Virer capot est un droit

À chaque fois qu’un député de l’Assemblée nationale ou de la Chambre des communes change d’allégeance partisane, le débat reprend de plus belle. Le parti qui perd ce député ne manque pas de qualificatif pour le désigner: traitre, opportuniste, agit par manque de convictions. S’en suit un concert de demande de démission, le parti affaibli de la perte d’un député exige que celui-ci démissionne afin de déclencher une élection partielle; il alimente le cynisme des citoyens selon eux. Mais est-ce vraiment les transfuges qui alimentent tant le cynisme des citoyens?

Que dire d’un député d’arrière-banc d’un parti au pouvoir. Celui-ci s’est fait élire quelques années plus tôt, très bien intentionné et plutôt idéaliste, pensant réellement que la prise de pouvoir du parti qu’il représentait aux élections allait changer le cours des choses au pays.  Il est amèrement déçu. La très grande majorité des promesses qui ont été faites n’ont jamais été réalisées et son gouvernement s’engouffre dans les scandales de corruption et de collusion. Pire encore, il fait exactement l’inverse de ce qui a été promi durant la campagne électorale. Son parti bat des records d’impopularité. Le simple député se sent trahi. Il a des convictions, et ce sont ces mêmes convictions qui l’ont poussés à se présenter quelques années auparavant.

Par contre, il ne veut pas quitter la politique, il croit qu’il peut encore changer les choses. Doit-il démissionner de son parti et se tenir debout pour ses convictions, ou rester et agir comme un simple robot qui vomit le message de la direction du parti? Nous sommes dans un pays démocratique et en tant que citoyen, le député doit avoir le droit de pouvoir changer d’allégeance partisane, que vous soyez d’accord avec les raisons ou non.

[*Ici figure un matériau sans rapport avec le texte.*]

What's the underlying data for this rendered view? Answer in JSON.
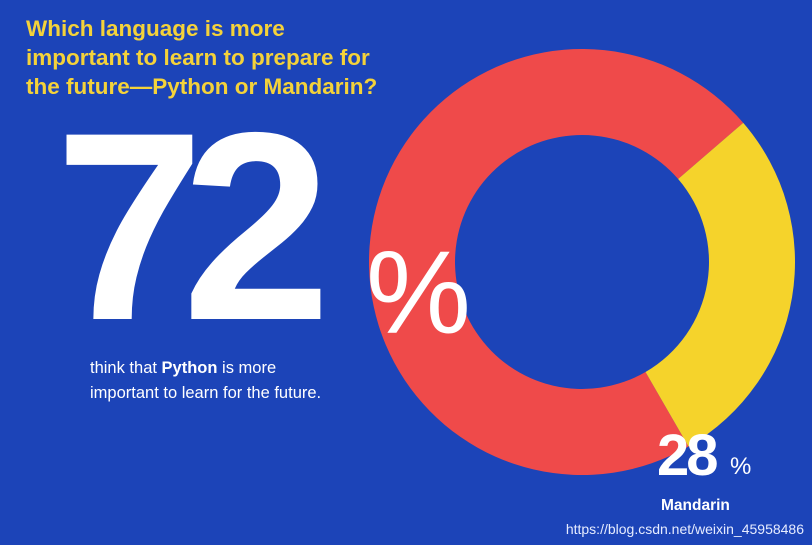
{
  "question": {
    "line1": "Which language is more",
    "line2": "important to learn to prepare for",
    "line3": "the future—Python or Mandarin?"
  },
  "main_stat": {
    "number": "72",
    "percent_sign": "%",
    "caption_prefix": "think that ",
    "caption_bold": "Python",
    "caption_suffix": " is more",
    "caption_line2": "important to learn for the future."
  },
  "secondary_stat": {
    "number": "28",
    "percent_sign": "%",
    "label": "Mandarin"
  },
  "watermark": "https://blog.csdn.net/weixin_45958486",
  "colors": {
    "background": "#1c44b8",
    "python": "#ef4a4a",
    "mandarin": "#f5d32b",
    "question_text": "#f4d23a"
  },
  "chart_data": {
    "type": "pie",
    "style": "donut",
    "categories": [
      "Python",
      "Mandarin"
    ],
    "values": [
      72,
      28
    ],
    "title": "Which language is more important to learn to prepare for the future—Python or Mandarin?",
    "legend": "none"
  }
}
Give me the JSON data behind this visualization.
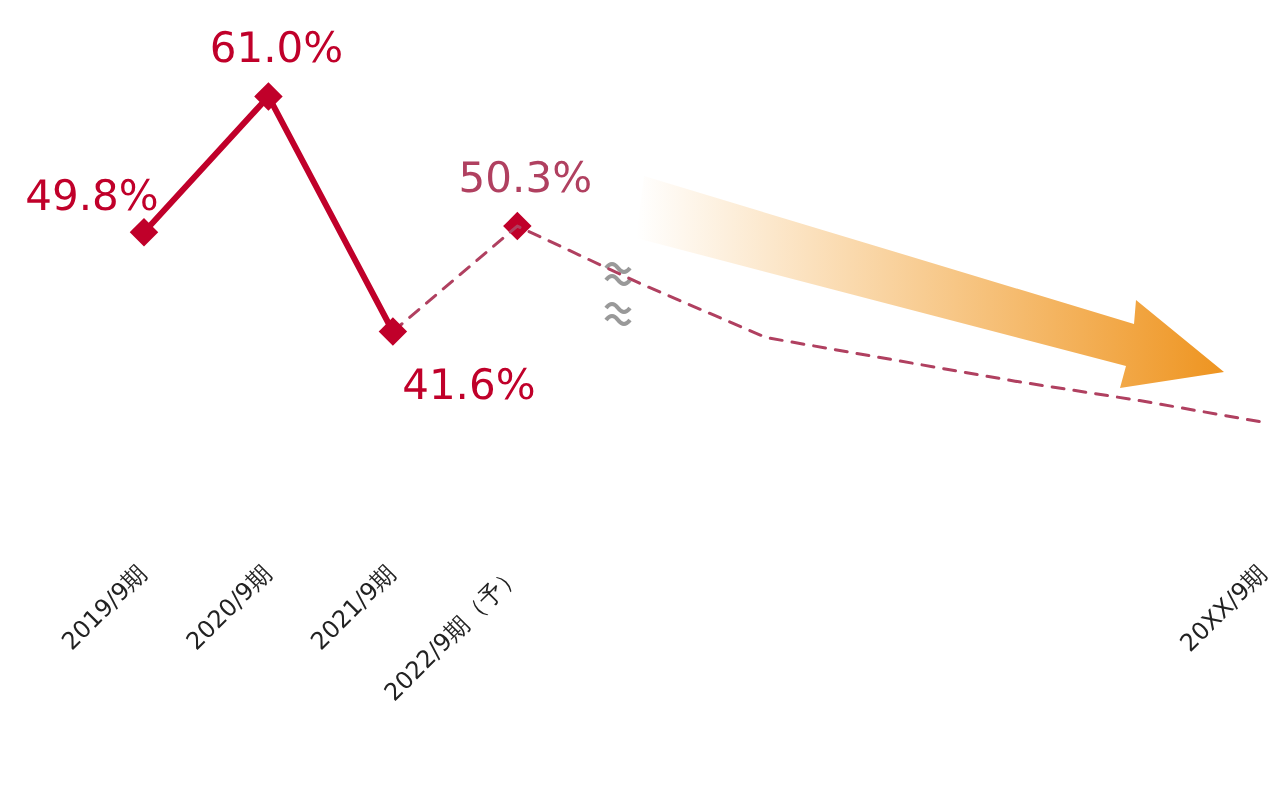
{
  "chart_data": {
    "type": "line",
    "categories": [
      "2019/9期",
      "2020/9期",
      "2021/9期",
      "2022/9期（予）",
      null,
      null,
      null,
      null,
      null,
      "20XX/9期"
    ],
    "series": [
      {
        "color": "#c0002a",
        "line_style": "solid",
        "marker": "diamond",
        "values": [
          49.8,
          61.0,
          41.6,
          null,
          null,
          null,
          null,
          null,
          null,
          null
        ],
        "value_labels": [
          "49.8%",
          "61.0%",
          "41.6%",
          null,
          null,
          null,
          null,
          null,
          null,
          null
        ]
      },
      {
        "color": "#b04060",
        "line_style": "dashed",
        "marker": "none",
        "values": [
          null,
          null,
          41.6,
          50.3,
          45.5,
          41.1,
          39.3,
          37.5,
          35.9,
          34.1
        ],
        "value_labels": [
          null,
          null,
          null,
          "50.3%",
          null,
          null,
          null,
          null,
          null,
          null
        ]
      },
      {
        "color": "#c0002a",
        "line_style": "solid",
        "marker": "diamond",
        "values": [
          null,
          null,
          null,
          50.3,
          null,
          null,
          null,
          null,
          null,
          null
        ]
      }
    ],
    "grid": false,
    "legend": false
  }
}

Les gens du comtés qui sont mécontents de ce changement pourront s’exprimer au prochain scrutin général, pas besoin de déclencher une partielle pour ça.

Autre chose, j’en ai assez des députés des autres partis faussement outrés de ces changements d’allégeances. Le Parti québécois, par exemple, s’insurge du fait que François Rebello et autres ont quittés le Titanic péquiste pour rejoindre la CAQ ou fonder un autre parti, l’Option Nationale. Par contre, ne se rappellent-ils pas que le Parti québécois lui-même est la création d’un transfuge, René Lévesque? Lorsque René Lévesque a quitté le Parti libéral pour fonder le PQ, a-t-il démissionné de ses fonctions? Ce n’est pas cette même Pauline Marois, qui lors de la démission d’Éric Caire et de Marc Picard, était prête à les reçevoir à bras ouvert, qui aujourd’hui s’insurge de voir ses députés la quitter? Le NPD qui exige la démission de Mme St-Denis n’est-il pas le même parti qui a accueilli le transfuge conservateur québécois Robert Toupin dans les années 80? A-t-il démissionné et mit son siège en jeu?

Je ne dis pas que tout les transfuges ont raison de quitter leurs partis respectifs. Certains le font par pur opportunisme et pour des raisons nébuleuses. Mais dans certaines autres circonstances, c’est pleinement justifié de vouloir changer de parti politique.